The puddle on that
January morning was cold. The skin on her leg was torn and blood oozed slowly.
Her wrinkled, baton-shaped arms failed her when she tried to get up. She called
for help. There were 50 widows within 50 metres: all busy, caught in a frenzy
to fill water from a borewell in worn-out disposable bottles abusing, pushing,
falling, and kicking each other. Five years ago, 65-year-old Chandralekha came
to Mahila Ashray Sadan in Chaitanya Vihar, Vrindavan, a house for destitute, widowed
women. Drinking water has been scare here since 2005—the region has hard water
unfit for drinking; the borewell is the only source of potable water. The guard
switches it on for an hour each day.
It marks the beginning of the drill for survival.
The yellow, dilapidated shelter home houses 171 widows—old and young; Bengalis and north Indians is how they have divided themselves. The young ones are accused of being agile, of capturing the borewell; the Bengalis of marginalisng the north Indians and cornering water and other meagre resources.
Not far from the borewell, Aarti, the assistant superintendent is scolding a woman who wants an extra kachauri. The kachauris were a gift from a real estate agent who launched a housing scheme close to this shelter. The kachauri is also a symbol of fights to come at the borewell: the real estate agent has installed several borewells in his housing project, deepening the water crisis in the area.
Two hours from
Delhi, Vrindavan is where the dark age of patriarchy is intact. The town
survives on the principle that for a woman there are two ways to exit the cycle
of suffering that mortal life entails: through service to her husband or by surrender
to god. When mortality claims the former, they’re forced to seek moksha
in the latter. There are 21,000 such women out of Vrindavan’s 57,000 residents,
women who wait in this town for their end.
Sometimes even death extracts a price. In September 2012, it was reported that the bodies of some inmates who died in this shelter were taken away by sweepers at night, cut into pieces, put into jute bags and disposed of. This too was an act of grace, done after the inmates collected money and paid the sweeper.
“There is no provision to arrange a funeral, what could have been done,” says Anju Gupta, warden, Mahila Ashray Sadan. Following these reports, the Supreme Court issued a directive to the Uttar Pradesh government to introduce provisions to take better care of the widows in Vrindavan. The court also pulled up the National Commission for Women and the Uttar Pradesh State Women’s Commission for “doing nothing” except preparing reports.
One such report from the National Commission for Women, published in 2009, copiously quotes from the Srimad Bhagwad Gita, almost accepting it as a guideline, to explain the religious significance of Vrindavan.
In September 2012, it was reported that the bodies of some inmates who died in this shelter were taken away by sweepers at night, cut into pieces, put into jute bags and disposed of. This too was an act of grace, done after the inmates collected money and paid the sweeper.

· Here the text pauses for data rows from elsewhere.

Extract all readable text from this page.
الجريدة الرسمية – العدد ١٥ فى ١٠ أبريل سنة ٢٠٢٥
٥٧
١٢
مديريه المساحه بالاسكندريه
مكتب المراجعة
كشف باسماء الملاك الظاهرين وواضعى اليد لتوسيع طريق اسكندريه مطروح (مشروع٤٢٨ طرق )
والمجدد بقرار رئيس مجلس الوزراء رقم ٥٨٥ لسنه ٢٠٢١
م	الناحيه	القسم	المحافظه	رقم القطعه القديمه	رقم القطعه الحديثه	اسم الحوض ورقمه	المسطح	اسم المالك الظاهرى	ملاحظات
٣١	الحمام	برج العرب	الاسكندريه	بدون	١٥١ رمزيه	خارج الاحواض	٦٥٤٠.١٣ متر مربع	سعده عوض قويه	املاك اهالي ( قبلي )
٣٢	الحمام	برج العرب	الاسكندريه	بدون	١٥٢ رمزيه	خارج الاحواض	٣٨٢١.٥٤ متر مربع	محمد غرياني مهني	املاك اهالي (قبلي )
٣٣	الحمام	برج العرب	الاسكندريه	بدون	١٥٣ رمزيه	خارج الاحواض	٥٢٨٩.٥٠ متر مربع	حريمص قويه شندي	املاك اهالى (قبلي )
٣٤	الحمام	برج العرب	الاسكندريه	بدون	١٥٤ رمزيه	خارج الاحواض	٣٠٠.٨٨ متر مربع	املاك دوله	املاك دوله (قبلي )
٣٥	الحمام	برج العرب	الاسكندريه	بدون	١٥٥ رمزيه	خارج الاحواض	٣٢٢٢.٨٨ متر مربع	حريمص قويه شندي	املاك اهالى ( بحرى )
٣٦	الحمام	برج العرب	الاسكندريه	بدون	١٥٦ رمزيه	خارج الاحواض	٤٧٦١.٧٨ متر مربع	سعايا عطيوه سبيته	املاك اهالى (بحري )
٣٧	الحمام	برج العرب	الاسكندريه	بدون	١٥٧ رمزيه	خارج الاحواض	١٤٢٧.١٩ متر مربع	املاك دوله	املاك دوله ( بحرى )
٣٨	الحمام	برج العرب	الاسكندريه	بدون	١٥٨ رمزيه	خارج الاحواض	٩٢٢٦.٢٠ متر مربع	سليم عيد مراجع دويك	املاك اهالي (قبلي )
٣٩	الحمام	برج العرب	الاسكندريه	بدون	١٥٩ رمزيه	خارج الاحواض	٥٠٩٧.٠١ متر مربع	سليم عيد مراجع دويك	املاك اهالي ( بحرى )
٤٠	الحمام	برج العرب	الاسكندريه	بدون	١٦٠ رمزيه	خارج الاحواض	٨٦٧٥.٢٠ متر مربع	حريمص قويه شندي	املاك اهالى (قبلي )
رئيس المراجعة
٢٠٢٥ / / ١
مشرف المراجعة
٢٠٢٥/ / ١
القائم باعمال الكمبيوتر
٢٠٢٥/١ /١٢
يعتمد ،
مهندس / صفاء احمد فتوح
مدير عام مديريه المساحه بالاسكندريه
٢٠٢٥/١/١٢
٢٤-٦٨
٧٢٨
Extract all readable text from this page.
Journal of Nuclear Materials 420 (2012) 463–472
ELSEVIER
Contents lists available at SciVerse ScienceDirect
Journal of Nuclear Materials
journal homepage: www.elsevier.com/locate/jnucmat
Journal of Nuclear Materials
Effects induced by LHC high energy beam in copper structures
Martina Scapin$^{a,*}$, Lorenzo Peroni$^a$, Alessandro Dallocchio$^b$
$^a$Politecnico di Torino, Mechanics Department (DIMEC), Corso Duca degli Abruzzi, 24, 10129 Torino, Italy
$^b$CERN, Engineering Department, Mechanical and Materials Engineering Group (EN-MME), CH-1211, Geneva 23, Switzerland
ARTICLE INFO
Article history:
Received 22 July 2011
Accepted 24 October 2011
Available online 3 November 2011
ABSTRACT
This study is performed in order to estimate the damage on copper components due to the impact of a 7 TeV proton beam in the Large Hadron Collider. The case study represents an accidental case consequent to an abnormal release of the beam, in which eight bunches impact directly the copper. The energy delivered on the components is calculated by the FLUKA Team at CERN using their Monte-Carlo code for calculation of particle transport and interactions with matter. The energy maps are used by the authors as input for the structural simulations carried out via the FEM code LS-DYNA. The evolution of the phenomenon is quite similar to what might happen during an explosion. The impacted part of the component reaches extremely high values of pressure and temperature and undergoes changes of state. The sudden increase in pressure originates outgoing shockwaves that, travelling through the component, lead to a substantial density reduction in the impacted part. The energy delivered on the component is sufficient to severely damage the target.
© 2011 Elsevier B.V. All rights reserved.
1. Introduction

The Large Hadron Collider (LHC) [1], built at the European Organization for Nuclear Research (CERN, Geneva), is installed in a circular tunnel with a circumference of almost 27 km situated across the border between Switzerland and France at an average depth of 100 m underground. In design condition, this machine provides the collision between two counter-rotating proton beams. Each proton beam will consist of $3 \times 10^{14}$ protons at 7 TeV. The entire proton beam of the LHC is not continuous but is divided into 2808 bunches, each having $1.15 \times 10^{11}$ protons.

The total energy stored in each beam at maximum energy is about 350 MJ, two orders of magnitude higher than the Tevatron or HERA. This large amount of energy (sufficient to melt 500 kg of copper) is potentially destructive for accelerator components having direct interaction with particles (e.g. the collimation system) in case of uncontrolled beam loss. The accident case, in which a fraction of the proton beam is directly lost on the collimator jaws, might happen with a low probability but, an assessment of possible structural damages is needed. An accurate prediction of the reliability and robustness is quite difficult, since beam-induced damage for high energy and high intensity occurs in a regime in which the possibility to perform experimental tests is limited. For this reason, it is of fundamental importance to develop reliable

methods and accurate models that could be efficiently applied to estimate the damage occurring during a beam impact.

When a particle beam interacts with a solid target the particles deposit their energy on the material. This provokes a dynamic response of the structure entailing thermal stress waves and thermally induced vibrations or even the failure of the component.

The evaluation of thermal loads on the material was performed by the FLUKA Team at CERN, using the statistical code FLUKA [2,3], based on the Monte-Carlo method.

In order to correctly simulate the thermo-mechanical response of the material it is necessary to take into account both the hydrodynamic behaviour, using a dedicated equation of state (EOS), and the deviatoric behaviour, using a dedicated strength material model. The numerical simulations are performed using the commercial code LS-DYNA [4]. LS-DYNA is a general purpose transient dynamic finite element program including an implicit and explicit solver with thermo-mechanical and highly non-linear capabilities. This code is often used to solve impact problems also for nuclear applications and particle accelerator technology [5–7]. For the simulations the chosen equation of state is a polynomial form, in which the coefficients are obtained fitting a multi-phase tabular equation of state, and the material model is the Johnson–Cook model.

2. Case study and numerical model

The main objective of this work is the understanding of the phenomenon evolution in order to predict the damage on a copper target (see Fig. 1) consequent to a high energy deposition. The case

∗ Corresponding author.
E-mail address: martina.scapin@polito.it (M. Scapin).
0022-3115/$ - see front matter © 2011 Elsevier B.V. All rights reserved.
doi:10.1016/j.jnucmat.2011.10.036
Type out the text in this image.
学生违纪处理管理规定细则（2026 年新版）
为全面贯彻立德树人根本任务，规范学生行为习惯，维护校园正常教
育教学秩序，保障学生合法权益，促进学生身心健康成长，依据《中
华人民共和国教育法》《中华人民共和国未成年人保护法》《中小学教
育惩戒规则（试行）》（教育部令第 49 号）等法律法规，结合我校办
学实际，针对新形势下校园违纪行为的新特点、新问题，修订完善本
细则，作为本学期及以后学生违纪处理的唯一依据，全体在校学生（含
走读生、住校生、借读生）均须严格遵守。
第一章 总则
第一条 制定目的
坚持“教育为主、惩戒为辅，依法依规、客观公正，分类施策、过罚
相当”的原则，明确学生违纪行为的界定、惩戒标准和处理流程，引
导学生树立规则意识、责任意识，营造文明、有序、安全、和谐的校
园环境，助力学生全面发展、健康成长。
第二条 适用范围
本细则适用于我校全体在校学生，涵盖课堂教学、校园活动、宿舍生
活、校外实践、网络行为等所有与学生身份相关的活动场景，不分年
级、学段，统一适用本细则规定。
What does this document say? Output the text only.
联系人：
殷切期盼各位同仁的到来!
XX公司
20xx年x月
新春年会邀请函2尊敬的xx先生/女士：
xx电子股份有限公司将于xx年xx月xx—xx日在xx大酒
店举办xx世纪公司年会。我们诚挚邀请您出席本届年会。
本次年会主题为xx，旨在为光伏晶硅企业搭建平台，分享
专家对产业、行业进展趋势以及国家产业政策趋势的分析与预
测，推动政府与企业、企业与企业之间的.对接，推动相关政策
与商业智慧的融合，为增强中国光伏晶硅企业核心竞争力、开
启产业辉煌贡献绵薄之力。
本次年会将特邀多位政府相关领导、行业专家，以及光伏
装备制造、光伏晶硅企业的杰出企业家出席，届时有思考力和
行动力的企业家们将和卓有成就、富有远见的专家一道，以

“In ancient times, as mentioned in the Srimad Bhagwad Gita and in the writings of the poet Kalidas Vrindavan, located on the banks of the river Yamuna, was a place of green woods and rolling meadows. It was home to Lord Krishna where he is said to have herded his cows, danced with the gopis, fought the evil Kansa and fallen in love with Radha.”
Parvati Devi is 70.
Thin with white hair, she wears a pale yellow saree which was once white. She
was married at 12 and widowed at 15. She came to Vrindavan 45 years ago from
Asansol, West Bengal. She repeats a story that could belong to any widow here:
rickshaw-puller father, nine siblings, seven girls and two boys. She was the
eldest, married off to a 40-year-old man. The husband died of diarrhoea. She
became an outcast overnight. In the prime of her teens, she had yet to come to
terms with puberty. “My mother-in-law blamed me. My husband died because of
sexual intercourse with me during my periods. It is a sin and his death was
God’s punishment.” Parvati says her husband was a “good man” but has only faint
memories of how he looked. “Even a pig’s life is better than a widow’s. If I
die here, maybe I will break the life and death cycle.”